The 100K resistor is some negative feedback so that the transistors are in a high gain analog state before the oscillator starts. It will start without it if the power ramps up quickly.

The complementary pair produces a much better drive at high frequencies than one transistor, a bias resistor, and a pull-down resistor. You can adjust L and C so that the oscillator runs in the MHz region and you'll still get a razor sharp waveform. The downside is of course that it blows up at 2V :)

Reply to
Kevin McMurtrie

In article , snipped-for-privacy@sonic.net mentioned... [snip]

Oddly, when I lower it to 50k the total current is reduced and the LED puts out a bit less.

Then why not change it to a totem pole like the output stage of an audio amp. Use the complementary pair, but have the emitters drive the output stage. It won't go down to as low a voltage, but since the circuit is bootstrapped, it might work.

I lowered the 100 ohm resistor down to 50 ohms.
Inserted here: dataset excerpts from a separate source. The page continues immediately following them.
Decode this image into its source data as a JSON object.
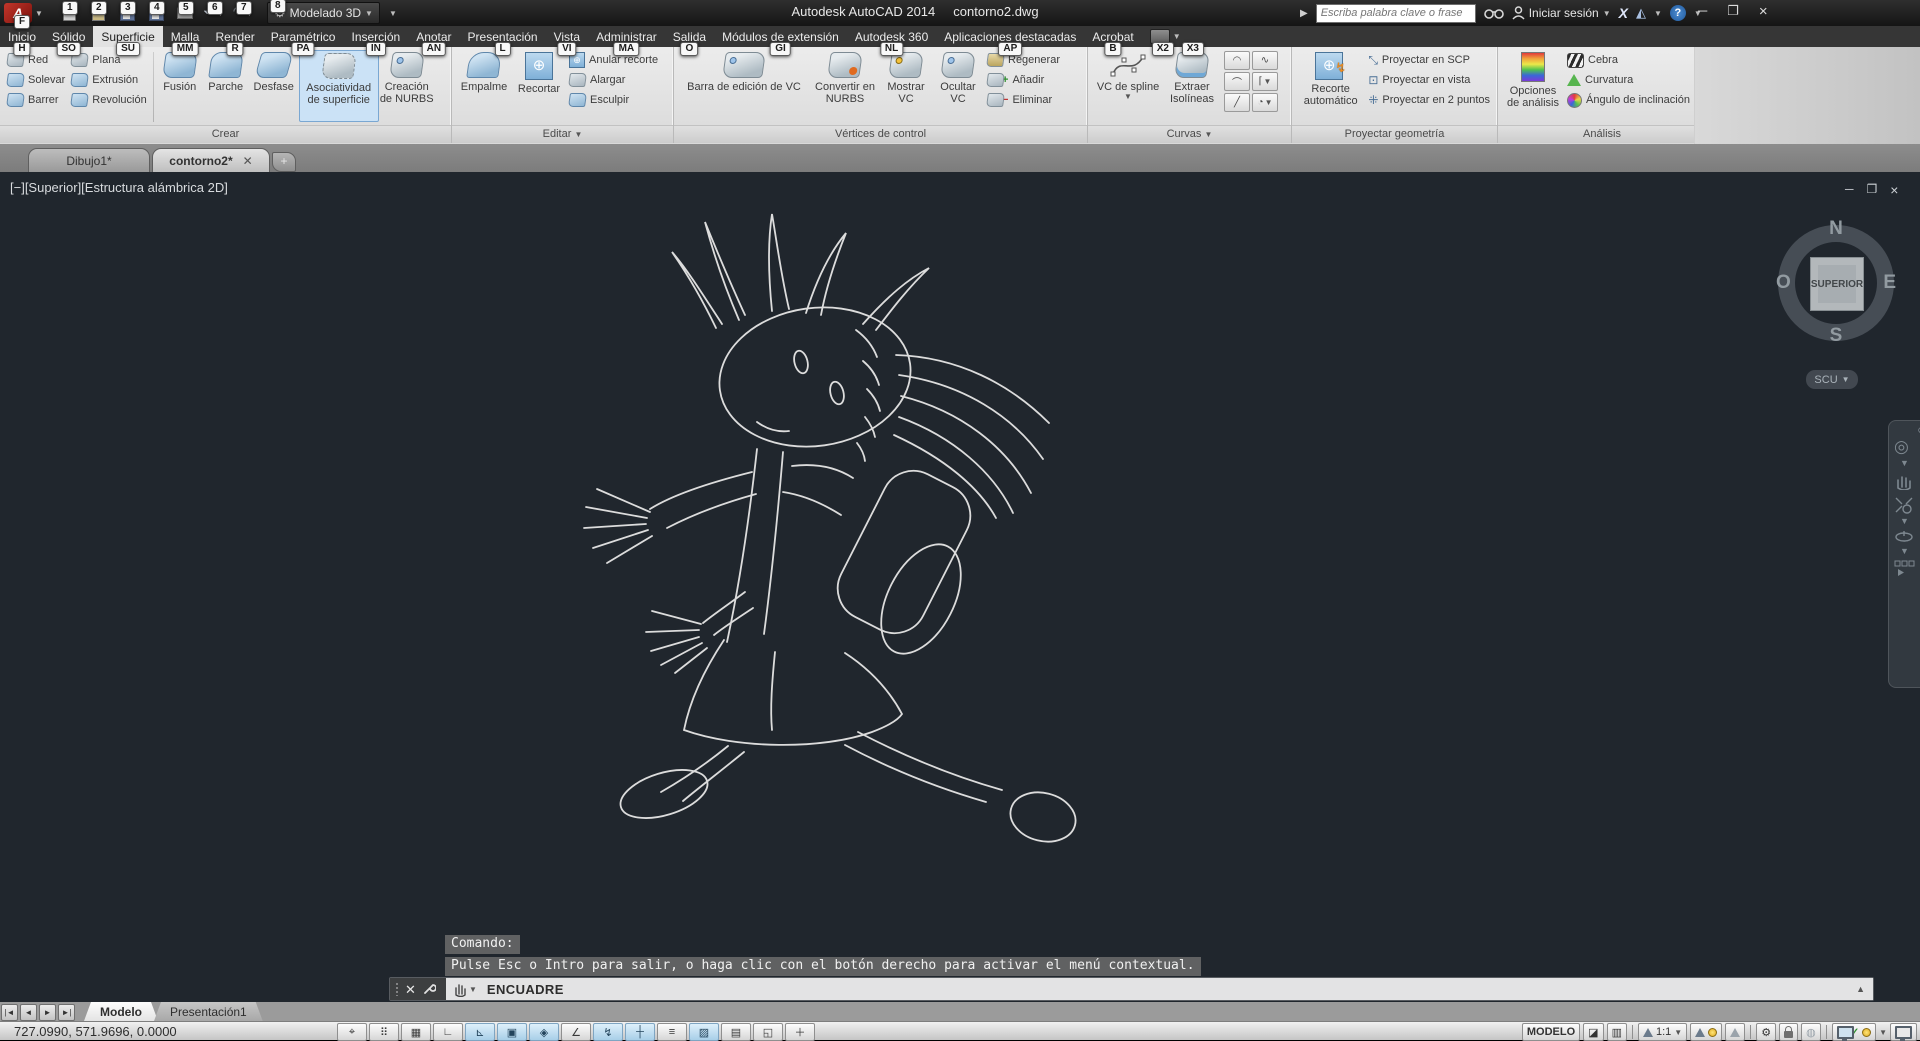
{
  "titlebar": {
    "app_keytip": "F",
    "qat_keytips": [
      "1",
      "2",
      "3",
      "4",
      "5",
      "6",
      "7"
    ],
    "workspace_keytip": "8",
    "workspace": "Modelado 3D",
    "app_title": "Autodesk AutoCAD 2014",
    "doc_title": "contorno2.dwg",
    "search_placeholder": "Escriba palabra clave o frase",
    "signin": "Iniciar sesión"
  },
  "ribbon": {
    "tabs": [
      {
        "label": "Inicio",
        "keytip": "H"
      },
      {
        "label": "Sólido",
        "keytip": "SO"
      },
      {
        "label": "Superficie",
        "keytip": "SU",
        "active": true
      },
      {
        "label": "Malla",
        "keytip": "MM"
      },
      {
        "label": "Render",
        "keytip": "R"
      },
      {
        "label": "Paramétrico",
        "keytip": "PA"
      },
      {
        "label": "Inserción",
        "keytip": "IN"
      },
      {
        "label": "Anotar",
        "keytip": "AN"
      },
      {
        "label": "Presentación",
        "keytip": "L"
      },
      {
        "label": "Vista",
        "keytip": "VI"
      },
      {
        "label": "Administrar",
        "keytip": "MA"
      },
      {
        "label": "Salida",
        "keytip": "O"
      },
      {
        "label": "Módulos de extensión",
        "keytip": "GI"
      },
      {
        "label": "Autodesk 360",
        "keytip": "NL"
      },
      {
        "label": "Aplicaciones destacadas",
        "keytip": "AP"
      },
      {
        "label": "Acrobat",
        "keytip": "B"
      }
    ],
    "overflow_keytips": [
      "X2",
      "X3"
    ],
    "panels": [
      {
        "label": "Crear"
      },
      {
        "label": "Editar"
      },
      {
        "label": "Vértices de control"
      },
      {
        "label": "Curvas"
      },
      {
        "label": "Proyectar geometría"
      },
      {
        "label": "Análisis"
      }
    ],
    "crear": {
      "red": "Red",
      "plana": "Plana",
      "solevar": "Solevar",
      "extrusion": "Extrusión",
      "barrer": "Barrer",
      "revolucion": "Revolución",
      "fusion": "Fusión",
      "parche": "Parche",
      "desfase": "Desfase",
      "asociatividad": "Asociatividad de superficie",
      "nurbs": "Creación de NURBS"
    },
    "editar": {
      "empalme": "Empalme",
      "recortar": "Recortar",
      "anular": "Anular recorte",
      "alargar": "Alargar",
      "esculpir": "Esculpir"
    },
    "vertices": {
      "barra": "Barra de edición de VC",
      "convertir": "Convertir en NURBS",
      "mostrar": "Mostrar VC",
      "ocultar": "Ocultar VC",
      "regenerar": "Regenerar",
      "anadir": "Añadir",
      "eliminar": "Eliminar"
    },
    "curvas": {
      "spline": "VC de spline",
      "extraer": "Extraer Isolíneas"
    },
    "proyectar": {
      "recorte": "Recorte automático",
      "scp": "Proyectar en SCP",
      "vista": "Proyectar en vista",
      "puntos": "Proyectar en 2 puntos"
    },
    "analisis": {
      "opciones": "Opciones de análisis",
      "cebra": "Cebra",
      "curvatura": "Curvatura",
      "angulo": "Ángulo de inclinación"
    }
  },
  "doctabs": {
    "t1": "Dibujo1*",
    "t2": "contorno2*"
  },
  "viewport": {
    "label": "[−][Superior][Estructura alámbrica 2D]",
    "viewcube": {
      "n": "N",
      "s": "S",
      "e": "E",
      "o": "O",
      "face": "SUPERIOR",
      "scu": "SCU"
    },
    "history1": "Comando:",
    "history2": "Pulse Esc o Intro para salir, o haga clic con el botón derecho para activar el menú contextual.",
    "command": "ENCUADRE"
  },
  "layouttabs": {
    "modelo": "Modelo",
    "pres": "Presentación1"
  },
  "statusbar": {
    "coords": "727.0990, 571.9696, 0.0000",
    "modelo": "MODELO",
    "scale": "1:1"
  }
}
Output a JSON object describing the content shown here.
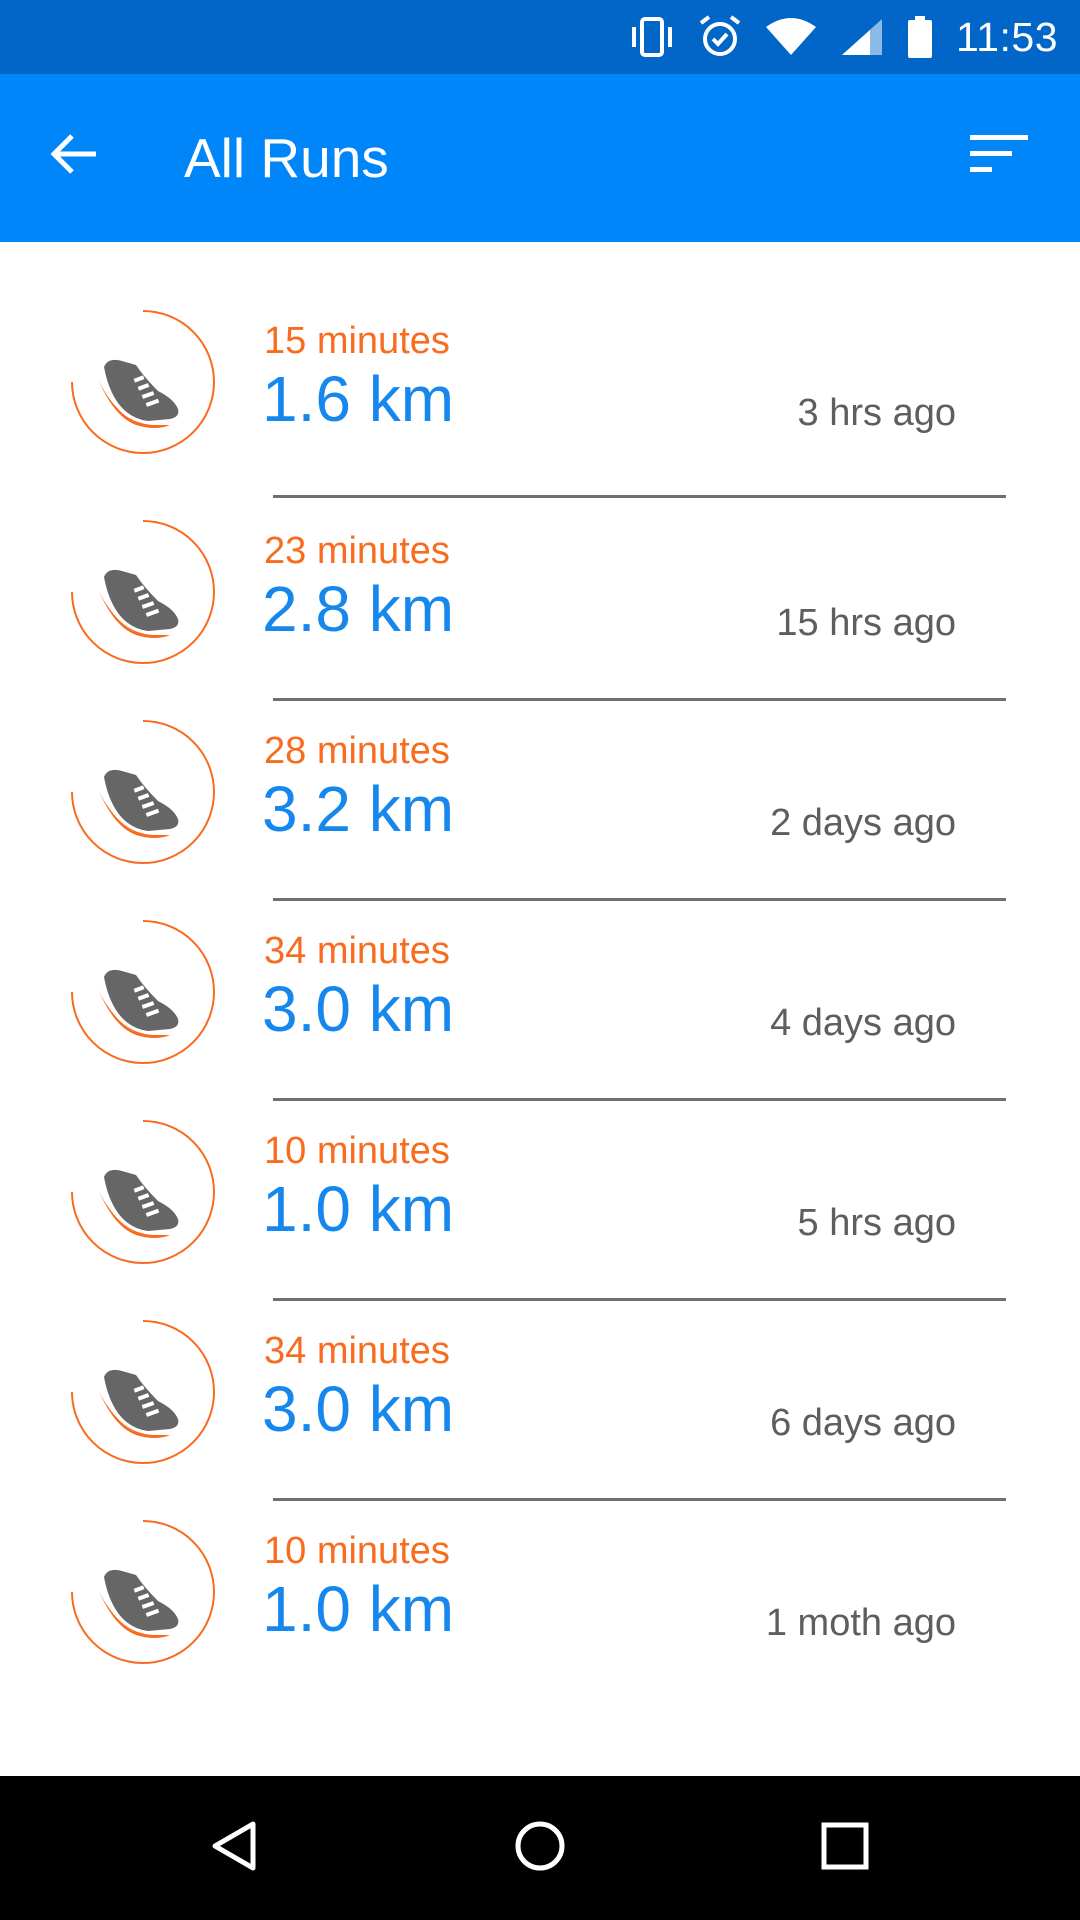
{
  "status_bar": {
    "time": "11:53",
    "icons": [
      "vibrate-icon",
      "alarm-icon",
      "wifi-icon",
      "signal-icon",
      "battery-icon"
    ]
  },
  "app_bar": {
    "title": "All Runs",
    "back_icon": "arrow-back-icon",
    "sort_icon": "sort-icon",
    "color": "#0186f9"
  },
  "runs": [
    {
      "duration": "15 minutes",
      "distance": "1.6 km",
      "time_ago": "3 hrs ago"
    },
    {
      "duration": "23 minutes",
      "distance": "2.8 km",
      "time_ago": "15 hrs ago"
    },
    {
      "duration": "28 minutes",
      "distance": "3.2 km",
      "time_ago": "2 days ago"
    },
    {
      "duration": "34 minutes",
      "distance": "3.0 km",
      "time_ago": "4 days ago"
    },
    {
      "duration": "10 minutes",
      "distance": "1.0 km",
      "time_ago": "5 hrs ago"
    },
    {
      "duration": "34 minutes",
      "distance": "3.0 km",
      "time_ago": "6 days ago"
    },
    {
      "duration": "10 minutes",
      "distance": "1.0 km",
      "time_ago": "1 moth ago"
    }
  ],
  "run_icon": "running-shoe-icon",
  "colors": {
    "status_bar": "#0166c8",
    "duration": "#f96b1e",
    "distance": "#1687ec",
    "time_ago": "#5e5e5e"
  },
  "nav_bar": {
    "icons": [
      "back-triangle-icon",
      "home-circle-icon",
      "recents-square-icon"
    ]
  }
}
The total current almost doubled and LED current went from 4.4 mA to 7.8 mA. This is a bit more like what the LED current should be. I would expect the LED current to be around 20 to 25 mA.

With the lower value resistor, the regulation isn't as good. The LED current and supply current increase as the supply V goes up from 1 to

2V, then it drops as the circuit regulates from 2V on up to 3V. But even so, it's putting out a substantially greater amount of light, and that's a good sign. I checked the freq and it's running at 58 kHz.